- A 11ª Turma do Tribunal Regional do Trabalho do Rio Grande do Sul manteve a condenação de uma empresa ao pagamento de 15 mil reais por danos morais a uma funcionária que foi obrigada a entoar gritos de guerra em reuniões.
- A recepcionista imobiliária também era cobrada sobre a aparência no ambiente de trabalho e, em reuniões, precisava praticar agachamentos e polichinelos como forma de motivação.
- A juíza da 2ª Vara do Trabalho de Gramado ressaltou que o empregador não pode submeter trabalhadores a situações vexatórias nem a atos que vão contra as normas éticas da profissão.
- Ao analisar o recurso, a desembargadora reconheceu assédio moral, pois as exigências criaram um ambiente de constrangimento coletivo.
- O grupo econômico envolvido — Mundo Planalto, Incorporadora HRN 45, HRH Gramado e Castelos do Vale — pretende recorrer ao Tribunal Superior do Trabalho, mantendo a contestação de danos morais.
A Justiça manteve a condenação de uma empresa ao pagamento de danos morais a uma funcionária que era obrigada a entoar gritos de guerra em reuniões.

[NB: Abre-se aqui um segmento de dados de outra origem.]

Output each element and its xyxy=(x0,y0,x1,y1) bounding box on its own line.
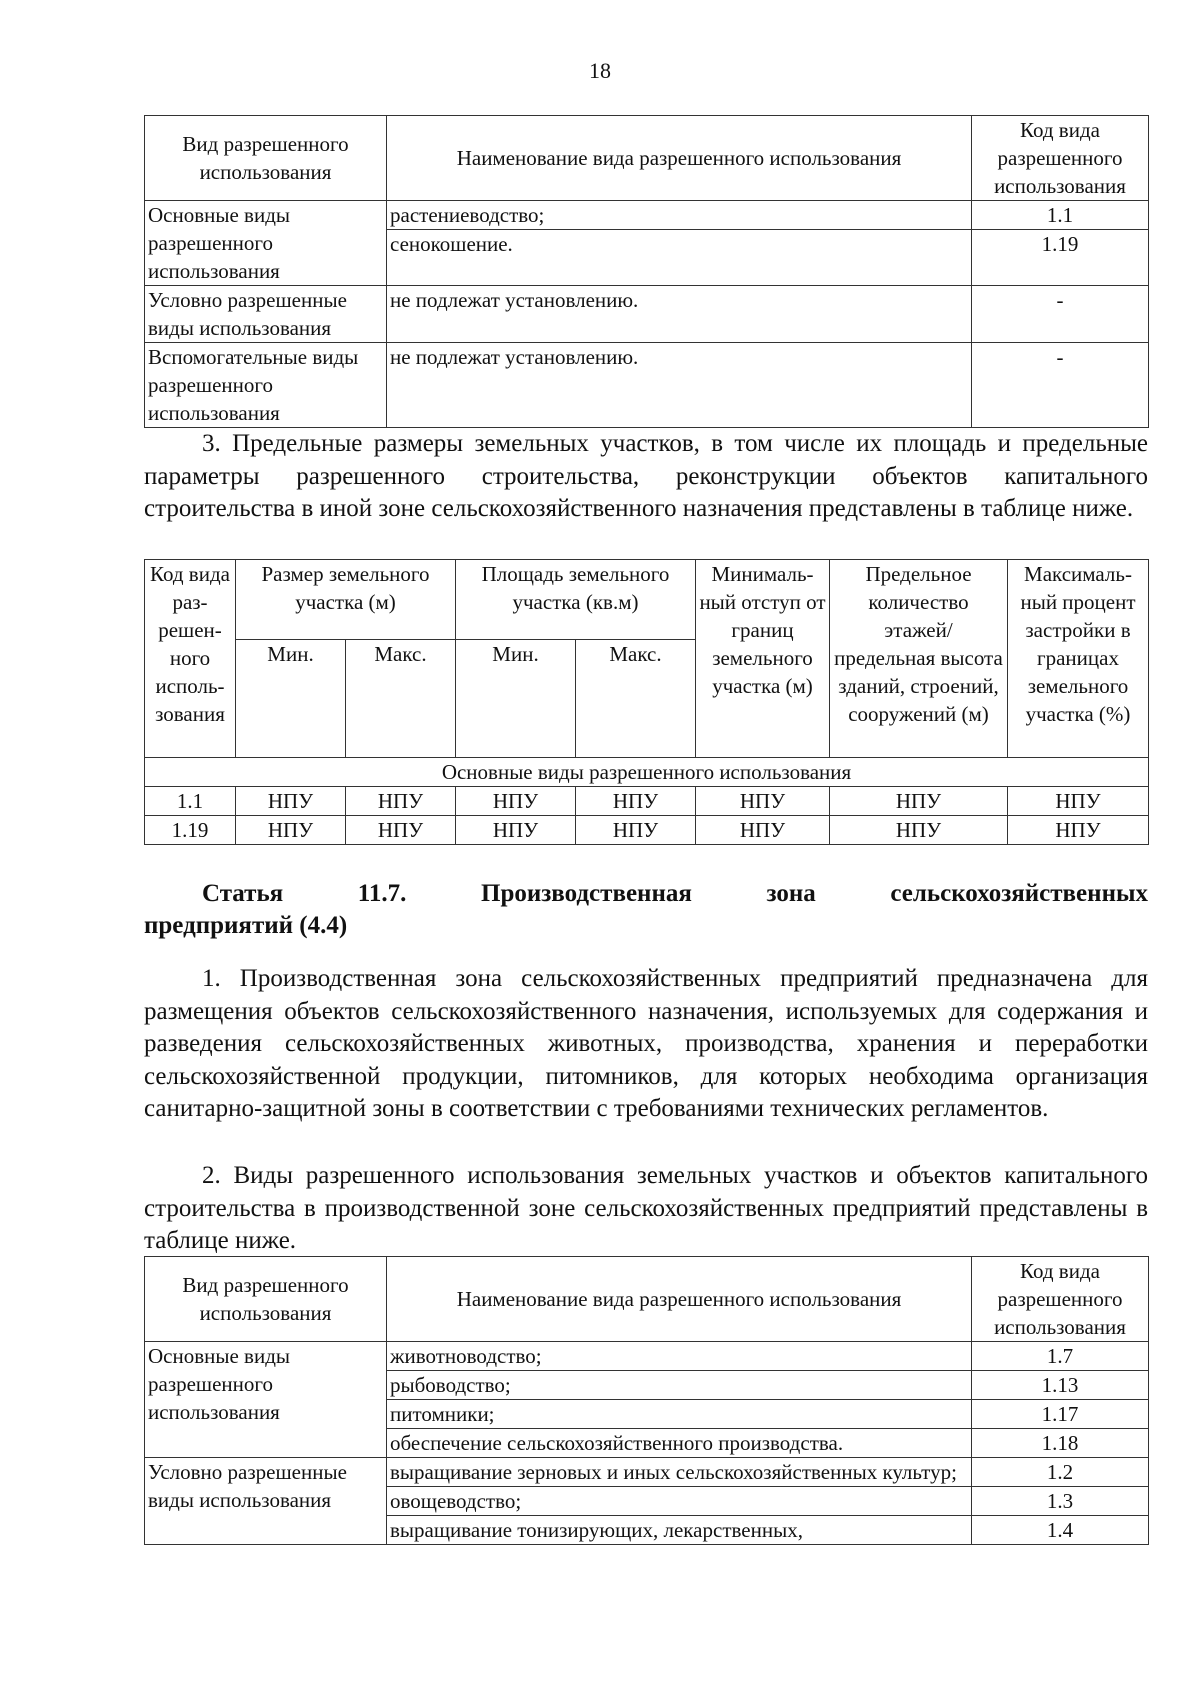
cell: НПУ xyxy=(576,787,696,816)
table-cell-name: не подлежат установлению. xyxy=(387,286,972,343)
table-header: Наименование вида разрешенного использования xyxy=(387,1257,972,1342)
heading-line-1: Статья 11.7. Производственная зона сельскохозяйственных xyxy=(202,880,1148,907)
table-cell-code: 1.7 xyxy=(972,1342,1149,1371)
heading-line-2: предприятий (4.4) xyxy=(144,912,348,939)
cell: 1.1 xyxy=(145,787,236,816)
permitted-use-table-2 xyxy=(144,1256,1149,1545)
cell: НПУ xyxy=(456,787,576,816)
cell: НПУ xyxy=(236,787,346,816)
cell: НПУ xyxy=(236,816,346,845)
cell: 1.19 xyxy=(145,816,236,845)
cell: НПУ xyxy=(830,816,1008,845)
table-header: Код вида разрешенного использования xyxy=(972,116,1149,201)
table-cell-code: 1.4 xyxy=(972,1516,1149,1545)
table-cell-code: 1.1 xyxy=(972,201,1149,230)
table-cell-code: - xyxy=(972,343,1149,428)
table-cell-code: 1.19 xyxy=(972,230,1149,286)
table-row xyxy=(145,787,1149,816)
table-cell-name: животноводство; xyxy=(387,1342,972,1371)
table-cell-name: обеспечение сельскохозяйственного производства. xyxy=(387,1429,972,1458)
header-max: Макс. xyxy=(576,640,696,758)
table-category: Условно разрешенные виды использования xyxy=(145,1458,387,1545)
table-cell-code: 1.18 xyxy=(972,1429,1149,1458)
table-category: Основные виды разрешенного использования xyxy=(145,201,387,286)
header-max: Макс. xyxy=(346,640,456,758)
header-size: Размер земельного участка (м) xyxy=(236,560,456,640)
cell: НПУ xyxy=(346,816,456,845)
permitted-use-table-1 xyxy=(144,115,1149,428)
table-header: Вид разрешенного использования xyxy=(145,1257,387,1342)
table-header: Вид разрешенного использования xyxy=(145,116,387,201)
table-header: Код вида разрешенного использования xyxy=(972,1257,1149,1342)
table-cell-name: выращивание зерновых и иных сельскохозяйственных культур; xyxy=(387,1458,972,1487)
table-category: Основные виды разрешенного использования xyxy=(145,1342,387,1458)
table-header: Наименование вида разрешенного использования xyxy=(387,116,972,201)
page-number: 18 xyxy=(589,58,611,83)
header-max-percent: Максималь-ный процент застройки в границах земельного участка (%) xyxy=(1008,560,1149,758)
cell: НПУ xyxy=(346,787,456,816)
paragraph-3: 3. Предельные размеры земельных участков, в том числе их площадь и предельные параметры разрешенного строительства, реконструкции объектов капитального строительства в иной зоне сельскохозяйственного назначения представлены в таблице ниже. xyxy=(144,430,1148,522)
header-floors: Предельное количество этажей/ предельная высота зданий, строений, сооружений (м) xyxy=(830,560,1008,758)
paragraph-2: 2. Виды разрешенного использования земельных участков и объектов капитального строительства в производственной зоне сельскохозяйственных предприятий представлены в таблице ниже. xyxy=(144,1162,1148,1254)
table-cell-name: рыбоводство; xyxy=(387,1371,972,1400)
header-code: Код вида раз-решен-ного исполь-зования xyxy=(145,560,236,758)
table-cell-code: 1.3 xyxy=(972,1487,1149,1516)
cell: НПУ xyxy=(830,787,1008,816)
table-row xyxy=(145,816,1149,845)
cell: НПУ xyxy=(696,816,830,845)
header-area: Площадь земельного участка (кв.м) xyxy=(456,560,696,640)
cell: НПУ xyxy=(576,816,696,845)
cell: НПУ xyxy=(456,816,576,845)
table-category: Вспомогательные виды разрешенного использования xyxy=(145,343,387,428)
table-cell-name: сенокошение. xyxy=(387,230,972,286)
cell: НПУ xyxy=(1008,787,1149,816)
article-heading xyxy=(144,878,1148,910)
table-cell-name: растениеводство; xyxy=(387,201,972,230)
table-cell-code: 1.2 xyxy=(972,1458,1149,1487)
table-cell-code: - xyxy=(972,286,1149,343)
table-cell-code: 1.13 xyxy=(972,1371,1149,1400)
cell: НПУ xyxy=(696,787,830,816)
table-cell-name: выращивание тонизирующих, лекарственных, xyxy=(387,1516,972,1545)
header-min-indent: Минималь-ный отступ от границ земельного участка (м) xyxy=(696,560,830,758)
header-min: Мин. xyxy=(236,640,346,758)
paragraph-1: 1. Производственная зона сельскохозяйственных предприятий предназначена для размещения объектов сельскохозяйственного назначения, используемых для содержания и разведения сельскохозяйственных животных, производства, хранения и переработки сельскохозяйственной продукции, питомников, для которых необходима организация санитарно-защитной зоны в соответствии с требованиями технических регламентов. xyxy=(144,965,1148,1122)
cell: НПУ xyxy=(1008,816,1149,845)
header-min: Мин. xyxy=(456,640,576,758)
table-cell-name: не подлежат установлению. xyxy=(387,343,972,428)
table-cell-code: 1.17 xyxy=(972,1400,1149,1429)
table-cell-name: овощеводство; xyxy=(387,1487,972,1516)
section-row: Основные виды разрешенного использования xyxy=(145,758,1149,787)
table-cell-name: питомники; xyxy=(387,1400,972,1429)
table-category: Условно разрешенные виды использования xyxy=(145,286,387,343)
parameters-table xyxy=(144,559,1149,845)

A decisão envolve uma recepcionista imobiliária submetida a situações vexatórias no ambiente de trabalho.
Segundo a denúncia, a colaboradora era cobrada sistematicamente sobre a aparência e ainda forçada a praticar agachamentos e polichinelos como forma de motivação. A prática foi considerada desrespeitosa e inadequada para o exercício da função.

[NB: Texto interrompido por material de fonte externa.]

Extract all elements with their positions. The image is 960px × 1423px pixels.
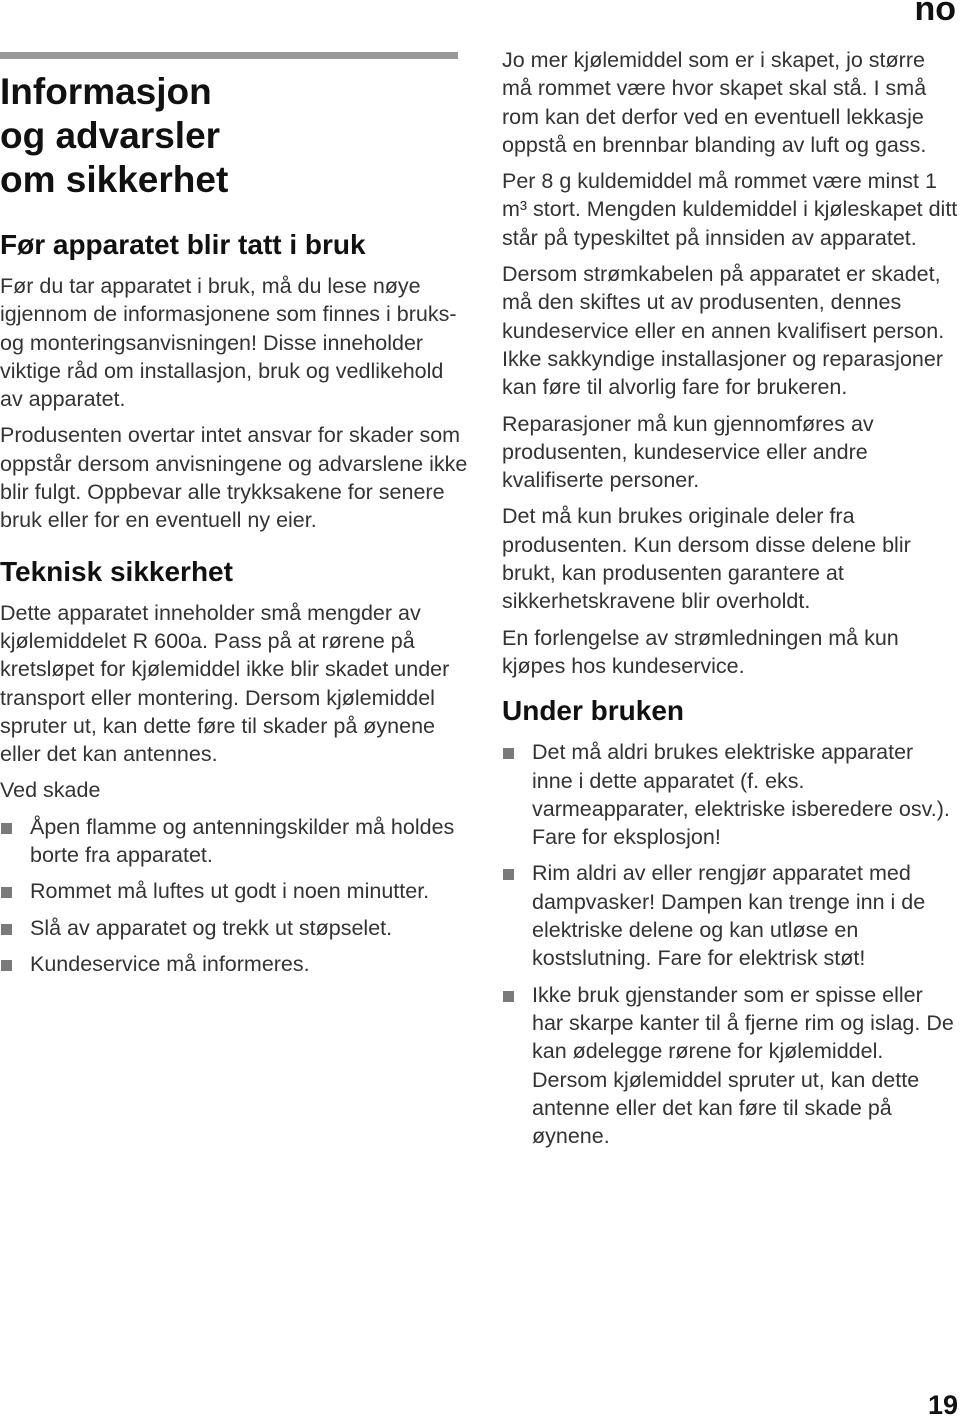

Na 2ª Vara do Trabalho de Gramado, a juíza Maria Santos Perez destacou que o empregador não pode submeter trabalhadores a situações vexatórias nem exigir atos incompatíveis com normas éticas da profissão.

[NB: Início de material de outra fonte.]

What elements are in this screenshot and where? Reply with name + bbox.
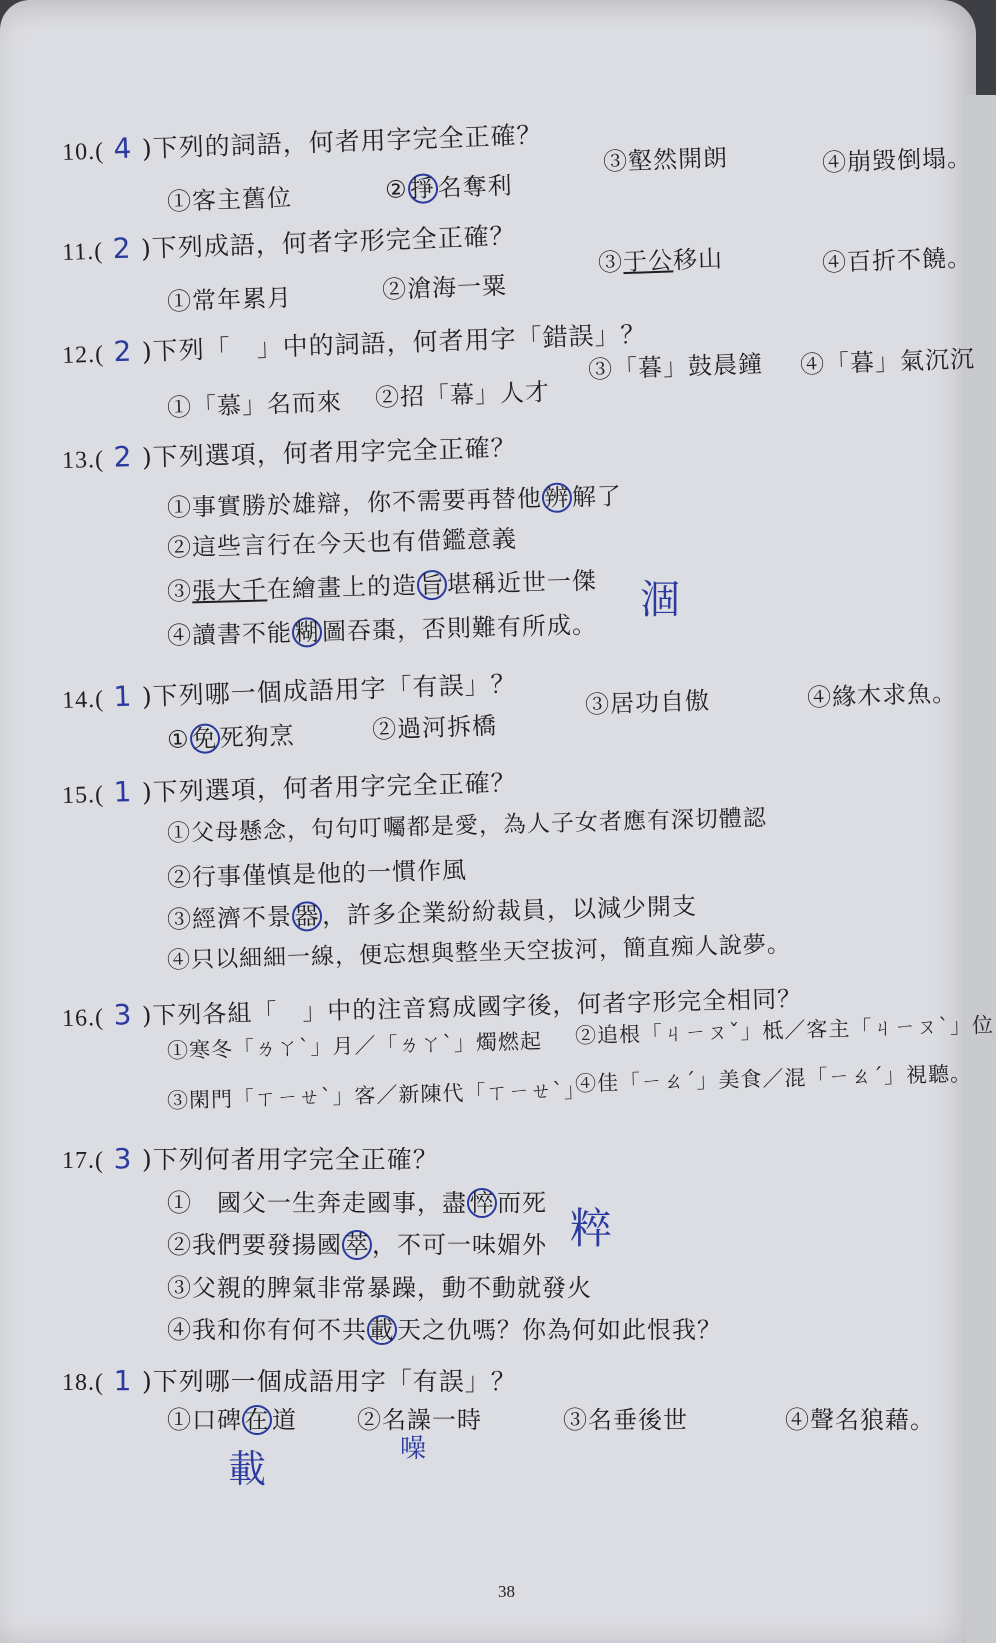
option-16-3: ③閑門「ㄒㄧㄝˋ」客／新陳代「ㄒㄧㄝˋ」: [166, 1078, 587, 1113]
question-stem: 下列選項，何者用字完全正確？: [152, 768, 518, 807]
option-11-1: ①常年累月: [166, 283, 293, 316]
answer-16: 3: [113, 998, 133, 1032]
answer-17: 3: [113, 1142, 133, 1175]
answer-12: 2: [112, 334, 133, 369]
option-12-4: ④「暮」氣沉沉: [799, 344, 976, 379]
option-10-4: ④崩毀倒塌。: [821, 143, 973, 177]
option-10-1: ①客主舊位: [166, 183, 293, 216]
question-stem: 下列各組「 」中的注音寫成國字後，何者字形完全相同？: [152, 984, 803, 1030]
option-13-3: ③張大千在繪畫上的造旨堪稱近世一傑: [166, 566, 598, 606]
question-15: 15.( 1 )下列選項，何者用字完全正確？: [61, 768, 518, 809]
handwritten-note-17: 粹: [570, 1204, 613, 1253]
option-16-1: ①寒冬「ㄌㄚˋ」月／「ㄌㄚˋ」燭燃起: [166, 1029, 543, 1063]
option-18-2: ②名譟一時: [357, 1406, 482, 1434]
option-17-3: ③父親的脾氣非常暴躁，動不動就發火: [167, 1274, 592, 1302]
option-16-2: ②追根「ㄐㄧㄡˇ」柢／客主「ㄐㄧㄡˋ」位: [574, 1013, 995, 1048]
option-11-4: ④百折不饒。: [821, 243, 973, 277]
option-14-1: ①免死狗烹: [166, 721, 296, 754]
question-18: 18.( 1 )下列哪一個成語用字「有誤」？: [62, 1364, 517, 1397]
answer-13: 2: [113, 440, 133, 474]
option-12-2: ②招「幕」人才: [374, 377, 551, 412]
option-18-4: ④聲名狼藉。: [785, 1406, 935, 1434]
option-15-4: ④只以細細一線，便忘想與整坐天空拔河，簡直痴人說夢。: [166, 931, 792, 974]
option-14-2: ②過河拆橋: [371, 711, 498, 744]
option-13-4: ④讀書不能糊圖吞棗，否則難有所成。: [166, 610, 598, 650]
option-14-3: ③居功自傲: [584, 686, 711, 719]
question-17: 17.( 3 )下列何者用字完全正確？: [62, 1142, 439, 1175]
option-12-1: ①「慕」名而來: [166, 387, 343, 422]
circled-char: 掙: [407, 173, 438, 204]
option-18-1: ①口碑 在 道: [167, 1406, 297, 1434]
question-12: 12.( 2 )下列「 」中的詞語，何者用字「錯誤」？: [61, 319, 647, 369]
option-12-3: ③「暮」鼓晨鐘: [587, 349, 764, 384]
question-stem: 下列的詞語，何者用字完全正確？: [152, 120, 544, 163]
option-13-1: ①事實勝於雄辯，你不需要再替他辨解了: [166, 482, 623, 522]
question-stem: 下列哪一個成語用字「有誤」？: [152, 669, 518, 711]
option-14-4: ④緣木求魚。: [806, 678, 958, 712]
handwritten-note-18a: 載: [228, 1447, 267, 1491]
option-16-4: ④佳「ㄧㄠˊ」美食／混「ㄧㄠˊ」視聽。: [574, 1061, 973, 1096]
page-number: 38: [498, 1582, 515, 1601]
answer-18: 1: [113, 1364, 133, 1397]
question-14: 14.( 1 )下列哪一個成語用字「有誤」？: [61, 669, 518, 714]
question-11: 11.( 2 )下列成語，何者字形完全正確？: [61, 221, 517, 266]
question-10: 10.( 4 )下列的詞語，何者用字完全正確？: [61, 120, 544, 166]
option-15-2: ②行事僅慎是他的一慣作風: [166, 856, 468, 892]
handwritten-note-18b: 噪: [400, 1434, 427, 1464]
question-stem: 下列成語，何者字形完全正確？: [151, 221, 517, 263]
option-15-1: ①父母懸念，句句叮囑都是愛，為人子女者應有深切體認: [166, 805, 768, 847]
answer-11: 2: [112, 231, 133, 266]
option-17-1: ① 國父一生奔走國事，盡 悴 而死: [167, 1189, 547, 1217]
question-stem: 下列選項，何者用字完全正確？: [152, 433, 518, 472]
option-10-2: ②掙名奪利: [384, 171, 514, 204]
answer-15: 1: [113, 775, 133, 809]
option-10-3: ③壑然開朗: [602, 143, 729, 176]
question-stem: 下列「 」中的詞語，何者用字「錯誤」？: [152, 319, 647, 366]
answer-14: 1: [112, 679, 133, 714]
page-edge: [966, 95, 996, 1643]
question-stem: 下列何者用字完全正確？: [152, 1145, 439, 1174]
option-15-3: ③經濟不景器，許多企業紛紛裁員，以減少開支: [166, 892, 698, 934]
option-11-2: ②滄海一粟: [381, 271, 508, 304]
answer-10: 4: [112, 131, 133, 166]
question-stem: 下列哪一個成語用字「有誤」？: [152, 1367, 517, 1396]
question-16: 16.( 3 )下列各組「 」中的注音寫成國字後，何者字形完全相同？: [61, 984, 803, 1032]
option-17-4: ④我和你有何不共 載 天之仇嗎？你為何如此恨我？: [167, 1316, 722, 1344]
option-11-3: ③于公移山: [597, 244, 724, 277]
option-13-2: ②這些言行在今天也有借鑑意義: [166, 524, 518, 562]
question-13: 13.( 2 )下列選項，何者用字完全正確？: [61, 433, 518, 474]
handwritten-note-13: 涸: [640, 577, 680, 623]
option-17-2: ②我們要發揚國 萃 ，不可一味媚外: [167, 1231, 547, 1259]
option-18-3: ③名垂後世: [563, 1406, 688, 1434]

Ao manter o veredito, a 11ª Turma do TRT do Rio Grande do Sul confirmou o enquadramento de assédio moral, apontando que os rituais criaram um ambiente de constrangimento coletivo.
O grupo econômico envolvido—Mundo Planalto, Incorporadora HRN 45, HRH Gramado e Castelos do Vale—afirmou que não houve dano moral comprovado e que as ações seriam ferramentas motivacionais. A defesa informou que apresentará recursos no Tribunal Superior do Trabalho.